From the assignment itself, it is somewhat difficult to determine whether appellant is asserting error in (a) the conclusion of the court based on the alleged findings of unilateral mistake, or (b) upon the alleged finding of unilateral mistake itself. In either case there is no merit in the assignment because the court neither held nor found that there was a unilateral mistake. On the contrary, it expressly found that there had been a mutual mistake. No error is assigned to this finding, nor to the conclusions based upon it.
(2) Under the second assignment of error, appellant claims that certain communications between him and the attorney who drew up the August 12, 1949, agreement were privileged as communications between attorney and client, and that their admission by the trial court was error.
 Appellant has made no assignments of error directed to the findings of the trial court. It is well established that, where no error is pointed out in respect to the findings, we cannot review the evidence upon which they were based. Rule on Appeal 43, 34A Wn. (2d) 47, as amended; In re Boundy's Estate, 40 Wn. (2d) 203, 242 P. (2d) 165; J. A. Wiley Co. v. Riggle, 40 Wn. (2d) 339, 243 P. (2d) 493. Under this rule, there is no distinction between appeals in law cases and equity cases, since Superior Court Rule 17, 34A Wn. (2d) 118, requires that findings of fact be made in all cases tried by the court without a jury.
 An offshoot of this rule is a rule applicable here; that is, where a case has been tried to the court, in the
290 SIMPSON v. HUTCHINGS. [41 Wn. (2d)
absence of errors assigned to the court's findings of fact as required by Rule on Appeal 43, supra, this court will not review errors claimed in the admission of evidence.

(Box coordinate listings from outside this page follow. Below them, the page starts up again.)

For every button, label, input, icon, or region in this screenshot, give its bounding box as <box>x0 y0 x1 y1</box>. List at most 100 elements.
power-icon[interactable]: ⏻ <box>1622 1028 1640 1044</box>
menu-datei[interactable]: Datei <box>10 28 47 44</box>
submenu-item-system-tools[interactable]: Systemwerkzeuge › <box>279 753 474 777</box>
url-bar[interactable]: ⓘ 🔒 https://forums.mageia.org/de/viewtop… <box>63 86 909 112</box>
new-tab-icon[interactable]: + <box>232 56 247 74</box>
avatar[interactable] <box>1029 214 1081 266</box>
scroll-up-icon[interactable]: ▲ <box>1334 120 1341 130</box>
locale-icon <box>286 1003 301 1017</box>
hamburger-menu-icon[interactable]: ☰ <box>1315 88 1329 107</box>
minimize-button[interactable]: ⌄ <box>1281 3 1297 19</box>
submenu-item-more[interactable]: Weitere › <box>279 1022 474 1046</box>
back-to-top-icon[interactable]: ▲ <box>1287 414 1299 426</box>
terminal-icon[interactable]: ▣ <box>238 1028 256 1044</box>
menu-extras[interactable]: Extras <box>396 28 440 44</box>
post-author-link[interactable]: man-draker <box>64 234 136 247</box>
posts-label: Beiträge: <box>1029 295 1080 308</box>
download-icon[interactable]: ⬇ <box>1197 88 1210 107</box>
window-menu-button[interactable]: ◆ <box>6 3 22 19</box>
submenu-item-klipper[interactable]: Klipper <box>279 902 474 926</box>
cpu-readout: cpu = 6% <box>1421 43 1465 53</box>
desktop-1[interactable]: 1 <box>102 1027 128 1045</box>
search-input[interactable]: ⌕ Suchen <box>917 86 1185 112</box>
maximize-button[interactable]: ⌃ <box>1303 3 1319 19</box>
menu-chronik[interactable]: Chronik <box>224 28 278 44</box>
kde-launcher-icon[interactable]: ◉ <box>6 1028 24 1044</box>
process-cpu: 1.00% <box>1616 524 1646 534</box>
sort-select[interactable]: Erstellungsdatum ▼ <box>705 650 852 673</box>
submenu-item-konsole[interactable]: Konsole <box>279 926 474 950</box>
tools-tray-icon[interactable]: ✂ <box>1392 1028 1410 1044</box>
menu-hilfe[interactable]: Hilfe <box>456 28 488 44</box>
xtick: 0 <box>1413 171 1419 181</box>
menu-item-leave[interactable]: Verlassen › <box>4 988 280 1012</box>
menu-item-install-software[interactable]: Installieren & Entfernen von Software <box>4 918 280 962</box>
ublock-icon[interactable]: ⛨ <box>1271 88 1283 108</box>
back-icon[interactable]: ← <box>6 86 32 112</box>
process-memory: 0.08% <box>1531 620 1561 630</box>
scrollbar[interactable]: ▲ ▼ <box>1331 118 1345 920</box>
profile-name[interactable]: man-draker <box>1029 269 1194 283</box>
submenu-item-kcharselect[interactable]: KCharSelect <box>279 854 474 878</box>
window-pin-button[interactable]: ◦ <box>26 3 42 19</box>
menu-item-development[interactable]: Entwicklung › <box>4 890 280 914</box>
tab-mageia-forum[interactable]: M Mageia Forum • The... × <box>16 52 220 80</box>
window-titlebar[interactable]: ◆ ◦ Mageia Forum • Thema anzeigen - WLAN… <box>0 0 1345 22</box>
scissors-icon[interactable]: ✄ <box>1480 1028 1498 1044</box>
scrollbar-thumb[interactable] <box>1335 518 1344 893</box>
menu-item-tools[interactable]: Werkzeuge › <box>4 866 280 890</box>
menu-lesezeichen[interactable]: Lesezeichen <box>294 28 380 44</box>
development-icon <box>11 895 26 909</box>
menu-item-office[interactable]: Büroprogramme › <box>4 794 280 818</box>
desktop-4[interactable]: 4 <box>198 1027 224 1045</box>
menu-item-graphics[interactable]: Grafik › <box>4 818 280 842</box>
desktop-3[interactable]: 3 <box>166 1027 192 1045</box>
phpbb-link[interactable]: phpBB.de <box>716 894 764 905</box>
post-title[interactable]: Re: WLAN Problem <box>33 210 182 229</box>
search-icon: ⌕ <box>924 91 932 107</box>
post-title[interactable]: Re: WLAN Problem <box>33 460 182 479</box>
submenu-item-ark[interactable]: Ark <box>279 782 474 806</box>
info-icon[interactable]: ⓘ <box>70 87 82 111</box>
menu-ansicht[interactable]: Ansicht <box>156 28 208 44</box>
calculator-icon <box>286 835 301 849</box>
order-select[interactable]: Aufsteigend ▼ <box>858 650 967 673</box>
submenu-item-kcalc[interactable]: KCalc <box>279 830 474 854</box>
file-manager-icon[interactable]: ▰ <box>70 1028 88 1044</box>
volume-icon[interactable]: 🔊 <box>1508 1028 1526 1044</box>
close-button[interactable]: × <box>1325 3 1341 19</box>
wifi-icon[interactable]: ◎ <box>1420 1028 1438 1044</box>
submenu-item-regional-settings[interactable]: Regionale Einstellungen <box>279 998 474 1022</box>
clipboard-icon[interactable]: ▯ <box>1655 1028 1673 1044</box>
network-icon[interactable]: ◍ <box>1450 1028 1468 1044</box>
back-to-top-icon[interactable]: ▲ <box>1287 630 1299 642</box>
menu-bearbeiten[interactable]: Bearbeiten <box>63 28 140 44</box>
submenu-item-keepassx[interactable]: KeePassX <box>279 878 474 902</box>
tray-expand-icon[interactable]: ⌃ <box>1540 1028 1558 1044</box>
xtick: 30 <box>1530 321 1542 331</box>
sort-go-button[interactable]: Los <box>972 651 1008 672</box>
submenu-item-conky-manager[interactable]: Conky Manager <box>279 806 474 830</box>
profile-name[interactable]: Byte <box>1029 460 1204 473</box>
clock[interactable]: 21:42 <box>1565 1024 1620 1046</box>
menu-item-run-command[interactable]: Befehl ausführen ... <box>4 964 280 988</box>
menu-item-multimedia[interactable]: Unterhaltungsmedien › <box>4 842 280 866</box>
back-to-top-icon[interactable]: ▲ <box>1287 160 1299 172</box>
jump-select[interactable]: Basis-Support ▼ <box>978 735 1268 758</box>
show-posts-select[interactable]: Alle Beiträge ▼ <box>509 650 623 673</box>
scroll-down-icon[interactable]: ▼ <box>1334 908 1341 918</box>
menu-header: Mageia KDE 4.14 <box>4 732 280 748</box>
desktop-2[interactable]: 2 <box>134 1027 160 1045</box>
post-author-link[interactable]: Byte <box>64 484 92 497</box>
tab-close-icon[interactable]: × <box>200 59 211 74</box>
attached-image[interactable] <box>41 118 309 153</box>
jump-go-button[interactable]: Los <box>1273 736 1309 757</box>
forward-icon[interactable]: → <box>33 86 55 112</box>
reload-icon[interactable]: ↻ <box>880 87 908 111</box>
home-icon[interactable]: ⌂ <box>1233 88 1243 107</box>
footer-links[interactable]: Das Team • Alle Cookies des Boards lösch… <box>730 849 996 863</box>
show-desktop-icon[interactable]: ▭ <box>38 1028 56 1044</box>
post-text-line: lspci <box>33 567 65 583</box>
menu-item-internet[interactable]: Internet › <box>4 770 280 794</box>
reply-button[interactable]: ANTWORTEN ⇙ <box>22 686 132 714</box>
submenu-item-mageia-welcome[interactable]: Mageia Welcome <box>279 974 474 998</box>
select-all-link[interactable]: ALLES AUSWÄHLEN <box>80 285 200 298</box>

In Kitsap County Bank v. United States Fidelity & Guaranty Co., 90 Wash. 12, 18, 155 Pac. 411, we said:
"All evidence admitted, whether properly or improperly, is merged in the court's findings. Exceptions to the admission of evidence cannot cure the failure to except to the findings based thereon. Obviously the failure to except to the findings waives the exception to the admission of evidence."
In the above-cited case, because of the failure of appellant to follow a rule regarding exceptions to the findings, the findings were not before the court for review. In the instant case, because of the failure properly to assign error to the findings, they similarly are not before us. It is our feeling that the basic rule of the Kitsap case, supra, is strongly applicable by analogy in the instant case. That is, where the findings are not before the court - and, consequently, they are taken as verities - we cannot review alleged error in the admission of evidence upon which such findings were based.
Appellant's assignment of error No. 2, directed to the admission of certain testimony, will therefore not be considered.
(3) By assignment No. 3, appellant claims that the court erred in admitting respondent's exhibits Nos. 5 and 10. Since this assignment also relates to the admission of evidence, it will not be considered for the reasons stated above with reference to assignment No. 2.
The findings support the judgment and decree of reformation entered herein, and the trial court is in all respects affirmed.
SCHWELLENBACH, C. J., HILL, HAMLEY, and OLSON, JJ., concur.
December 4, 1952. Petition for rehearing denied.